The Natural Water Filtration System     

Death Came in the Water

E. coli breaks out at a N.Y. county fair

BY AMANDA SPAKE

At first, the illness was a mystery. The Washington County Fair in Greenwich, N.Y., was great fun, but two days later, the Aldrich girls had become feverish, irritable, and lethargic. Their doctor sent them to a local hospital and Kaylea, 2, seemed to improve. But 3-year-old Rachel grew sicker. On Friday, September 3, she was rushed to the pediatric intensive care unit at Albany Medical Center Hospital, where she and her sister were found to be infected with the deadly E. coli 0157:H7 bacterium from drinking water at the fair.

At Albany, Wayne and Lori Aldrich watched helplessly as Rachel's heart stopped, cutting off oxygen to her brain. Her kidneys failed and she was not able to breathe on her own. Late Saturday afternoon, September 4, on the day she was to celebrate her fourth birthday, Rachel died in her parents' arms.

Now, the Aldriches sit by Kaylea's bedside as she remains in serious condition, on kidney dialysis like 10 other children who went to the fair. They are among over 600 people thought to be infected with the bacterium. If confirmed, this would be one of the largest E. coli 0157:H7 outbreaks on record. The great risk now, according to the New York State Department of Health, is further person-to-person spread of the organism.

How did a supposedly safe drinking-water system become the source of a major outbreak? The health department's theory is that a torrential rainstorm in late August washed manure-laden water from cattle exhibits into loose soil around an auxiliary well at the fairgrounds. This contaminated surface water mixed with the well's usual source, a ground-water aquifer, which had fallen low because of this summer's drought. Unlike other wells supplying the fair, the auxiliary well was not chlorinated. Once the well was in use, contaminated water was pumped to food and drink vendors. Two vendors, one of whom has developed symptoms of infection, may have taken water to another New York fair.

But the Greenwich fiasco points up a greater problem: Treatment and monitoring of drinking water cannot be taken for granted. Kristine Smith, spokesperson for the New York Department of Health, says that since the fairgrounds' water system was considered private, only limited treatment and testing was mandated by the state, and the system was not subject to U.S. Environmental Protection Agency regulations.

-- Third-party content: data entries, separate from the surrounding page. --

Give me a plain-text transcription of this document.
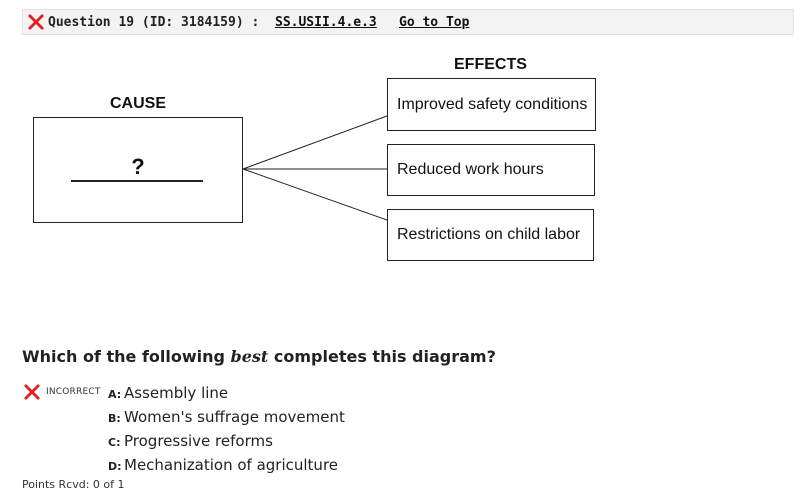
Question 19 (ID: 3184159) : SS.USII.4.e.3 Go to Top
CAUSE
EFFECTS
?
Improved safety conditions
Reduced work hours
Restrictions on child labor
Which of the following best completes this diagram?
INCORRECT A: Assembly line
B: Women's suffrage movement
C: Progressive reforms
D: Mechanization of agriculture
Points Rcvd: 0 of 1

But J. Charles Fox, assistant administrator for the Office of Water at the EPA, is not so sure. "This seems to be what we call a transient noncommunity water system," says Fox: It is a system that serves the public on an intermittent basis. Smith says the EPA is wrong because the system "does not operate for 60 days a year"–though, as the Washington County Fair office confirms, it serves thousands of people at different events throughout the year.

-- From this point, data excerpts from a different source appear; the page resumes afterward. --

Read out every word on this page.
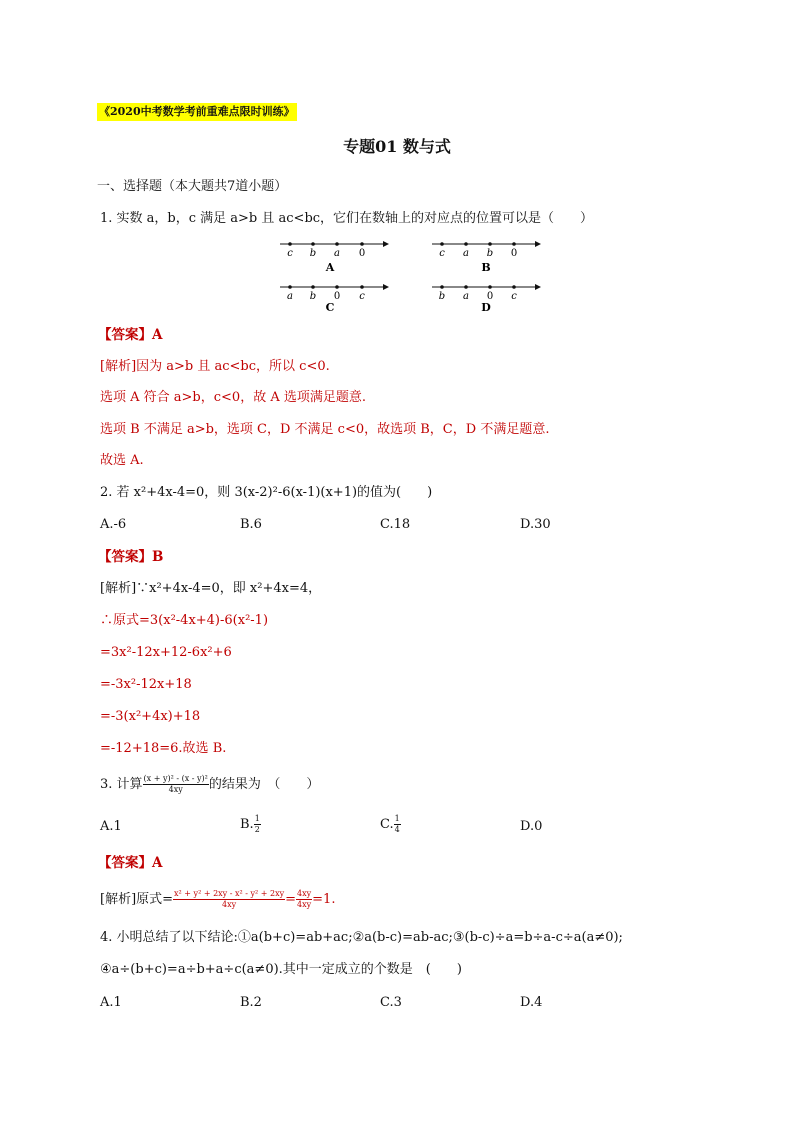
《2020中考数学考前重难点限时训练》
专题01 数与式
一、选择题（本大题共7道小题）
1. 实数 a，b，c 满足 a>b 且 ac<bc，它们在数轴上的对应点的位置可以是（　　）
c b a 0
A
c a b 0
B
a b 0 c
C
b a 0 c
D
【答案】A
[解析]因为 a>b 且 ac<bc，所以 c<0.
选项 A 符合 a>b，c<0，故 A 选项满足题意.
选项 B 不满足 a>b，选项 C，D 不满足 c<0，故选项 B，C，D 不满足题意.
故选 A.
2. 若 x²+4x-4=0，则 3(x-2)²-6(x-1)(x+1)的值为(　　)
A.-6	B.6	C.18	D.30
【答案】B
[解析]∵x²+4x-4=0，即 x²+4x=4，
∴原式=3(x²-4x+4)-6(x²-1)
=3x²-12x+12-6x²+6
=-3x²-12x+18
=-3(x²+4x)+18
=-12+18=6.故选 B.
3. 计算 $\frac{\text{(x + y)² - (x - y)²}}{4xy}$ 的结果为　（　　）
A.1	B. $\frac{1}{2}$	C. $\frac{1}{4}$	D.0
【答案】A
[解析]原式= $\frac{\text{x² + y² + 2xy - x² - y² + 2xy}}{4xy} = \frac{4xy}{4xy} =1$.
4. 小明总结了以下结论:①a(b+c)=ab+ac;②a(b-c)=ab-ac;③(b-c)÷a=b÷a-c÷a(a≠0);
④a÷(b+c)=a÷b+a÷c(a≠0).其中一定成立的个数是　(　　)
A.1	B.2	C.3	D.4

Higher standards. Upcoming EPA rules will probably require disinfection of ground-water systems like this one, Fox says. And the EPA has been tightening standards for all water systems since renewal of the Safe Drinking Water Act in 1996.

But states don't always enforce testing requirements, and water-systems managers don't always report violations to the state or the federal government. A recent draft of an EPA audit of 1,800 public water systems and 27 state programs shows monitoring of water quality and reporting of violations are, in Fox's words, "exceptionally weak." While many of the infractions identified in the audit are inconsequential, about one third involve failure to report excessive coliform bacteria, such as E. coli, or failure to treat water for bacterial contaminates. Fox says that "there is nothing in this that should make people feel less confident about their water." Yet EPA studies show that the U.S. drinking water system "suffers from long-term neglect and serious deterioration." The cost for fixing the problem is an estimated $12.1 billion–just to meet existing EPA standards, not the more stringent upcoming regulations.

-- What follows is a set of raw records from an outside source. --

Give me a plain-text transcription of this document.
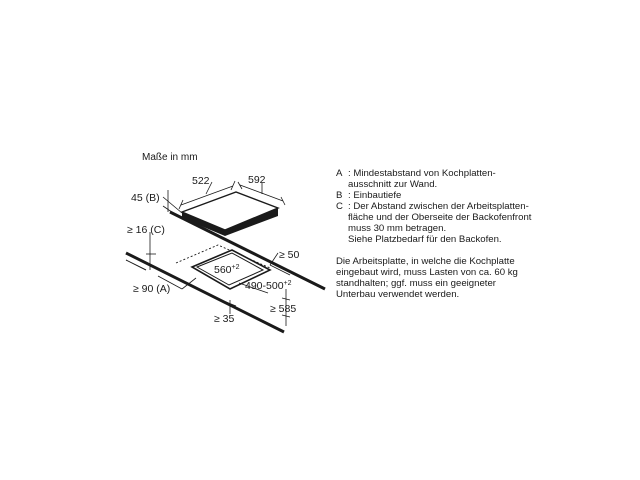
Maße in mm
522	592
45 (B)
≥ 16 (C)
$560^{+2}$
≥ 50
$490-500^{+2}$
≥ 90 (A)
≥ 35
≥ 585
A : Mindestabstand von Kochplatten-
ausschnitt zur Wand.
B : Einbautiefe
C : Der Abstand zwischen der Arbeitsplatten-
fläche und der Oberseite der Backofenfront
muss 30 mm betragen.
Siehe Platzbedarf für den Backofen.
Die Arbeitsplatte, in welche die Kochplatte
eingebaut wird, muss Lasten von ca. 60 kg
standhalten; ggf. muss ein geeigneter
Unterbau verwendet werden.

Within the next month, everyone on a water system with more than 25 customers should receive in the mail his first "Consumer Confidence Report." The reports are now required by law to inform consumers about microbial and chemical contaminants and any violations of EPA regulations by the water supplier–at least those that have been reported. But as the outbreak at the Washington County Fairgrounds shows, it is not what we know about our water that may be most significant, but what we don't know!